- The best performing precious metal for the week was silver, up 2.06%. Silver just wrapped up a fourth quarterly gain, the longest run for the precious metal since 2011. A fifth advance over the final three months of the year looks to be a decent prospect. The drivers here are familiar, and rest more on silver’s role as a financial asset than its use as an industrial input -- a Federal Reserve that is cutting interest rates; a weaker U.S. dollar; and rising ETF holdings will combine to lift prices, according to Bloomberg.
- Coeur Mining announced its intention to purchase 100% of SilverCrest Metals in an all-share transaction, again highlighting the rarity of companies that have greater than 50% of their revenue coming from silver, while most silver is produced on a by- or coproduct gold or lead production. Two other companies that are silver dominant are Aya Gold & Silver Inc. and Vizsla Silver Corp.; these might be names that SilverCrest’s investors may rotate into so they can maintain their high silver exposure.
- Hungary’s central bank has raised its gold reserves, citing the precious metal’s role as a haven amid rising market uncertainty, according to a National Bank of Hungary statement. The central bank raised its gold reserve by more than 10 times in 2018 to 31.5 tons and then tripled it in 2021, Bloomberg data shows.
Weaknesses
- The worst performing precious metal for the week was palladium, down 1.85%. According to Stifel, for Visla Silver’s Panuco project, investors have overly discounted Mexico permitting risk for this project (the current share price implies a discount rate of 19% at spot and is at 1x NAV). The permitting and development risk may remain, but relative to other projects being bought out, like SilverCrest Metals, Panuco has higher grades and larger resource base.
- According to Morgan Stanley, South African gold economics remain marginal. The gold price has traded in a relatively tight range around cost curve support since the middle of 2023. It currently sits 3% below the December 2023/ June 2024 range.
- According to Bank of America, the latest estimate from energy analysts Ember predicts solar installations reaching 334 gigawatts (GW), and globally for 29% growth year-on-year. In metal terms, solar silver demand is expected to rise by 20% year-on-year to 232 million ounces. The lower growth rate in silver demand versus installations is a result of thrifting to reduce the metal usage intensity per GW. Thrifting is not new but may not noticeably affect an unsatiable demand for clean renewable energy.
Opportunities
- According to BMO, Osisko Gold Royalties remains active with corporate development and deploying capital into new investment opportunities. The Dalgaranga gold project benefits from existing infrastructure, and production from an underground operation is expected within the next two years with an anticipated life of +12 years.
- Costco Wholesale is expanding its precious metal offerings to now include one-ounce platinum bars on its website available for purchase online only to loyalty members.

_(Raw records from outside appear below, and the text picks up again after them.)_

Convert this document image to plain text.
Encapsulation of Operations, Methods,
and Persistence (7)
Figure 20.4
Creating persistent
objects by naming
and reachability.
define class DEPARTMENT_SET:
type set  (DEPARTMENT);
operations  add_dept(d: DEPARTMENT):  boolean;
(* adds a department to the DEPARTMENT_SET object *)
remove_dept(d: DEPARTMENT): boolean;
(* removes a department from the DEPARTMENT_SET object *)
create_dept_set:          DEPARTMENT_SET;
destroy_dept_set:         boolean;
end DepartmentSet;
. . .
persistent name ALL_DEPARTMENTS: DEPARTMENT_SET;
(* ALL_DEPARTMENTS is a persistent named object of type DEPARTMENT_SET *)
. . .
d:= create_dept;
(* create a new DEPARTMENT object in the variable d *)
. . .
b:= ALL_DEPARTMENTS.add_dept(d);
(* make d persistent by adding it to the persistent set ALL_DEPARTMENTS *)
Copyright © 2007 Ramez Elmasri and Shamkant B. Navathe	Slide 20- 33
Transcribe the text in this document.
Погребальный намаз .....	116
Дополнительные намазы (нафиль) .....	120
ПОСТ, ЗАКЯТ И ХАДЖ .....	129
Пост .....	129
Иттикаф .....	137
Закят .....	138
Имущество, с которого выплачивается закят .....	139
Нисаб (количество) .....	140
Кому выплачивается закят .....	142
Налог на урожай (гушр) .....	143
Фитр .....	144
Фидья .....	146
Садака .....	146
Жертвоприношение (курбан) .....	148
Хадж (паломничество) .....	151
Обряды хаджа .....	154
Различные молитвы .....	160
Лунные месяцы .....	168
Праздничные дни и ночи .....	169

In April, Costco struck gold with sales of one-ounce gold bars that were generating monthly sales of $200 million. They next rolled out a package of 25 one-ounce silver bars priced as a lot for $675, initially. Precious metals are finally catching a bid with a new customer base.
- Goldman raised their gold price forecast from $2,700 per ounce to $2,900 for early 2025, for two reasons. First, their economists now look for faster declines in short-term interest rates in the West and China. Goldman’s forecast of central bank and other institutional demand in the London over-the-counter (OTC) market shows that purchases remained strong through July, averaging 730 tons annualized year-to-date, or about 15% of global annual production estimates, with a large contribution from China.
Threats
- Cash must still be tight at some operations, as Equinox Gold announced an equity offering to pay off a $130 million convertible note held by Ninety Fourth Investment Company LLC and BMO Capital Markets, then placed the new issue with other investors as the debt holder wanted cash, not shares. Equinox Gold did not receive any proceeds from the offering. It’s just another example of companies using equity to make debt disappear.
- Two North Carolina mining operations that produce more than 80% of the world’s high-purity quartz, a material critical to the solar and semiconductor industries, have now been halted for almost a week due to Hurricane Helene. Reports on Friday, indicate only minor damage to mine site facilities but surrounding roads and infrastructure challenges could slow some shipments, but it was unlikely there would be a major supply disruption, as reported by Bloomberg.
- Allied Gold also came to the market this week with an overnight marketed placement of C$192 million at a share price of C$3.10 to fund their growth initiatives, including all rights and obligations. Yes, it was just a month ago that Allied Gold struck a protocol agreement with the Malian government for a one-time upfront (undisclosed) cash payment to settle all outstanding disputes, allegations, audits and assessments, including those related to tax, customs levies, maintenance and management of the mine and satellite areas, will be settled. It’s not clear how much of the proceeds will be devoted to settling with the Malian government.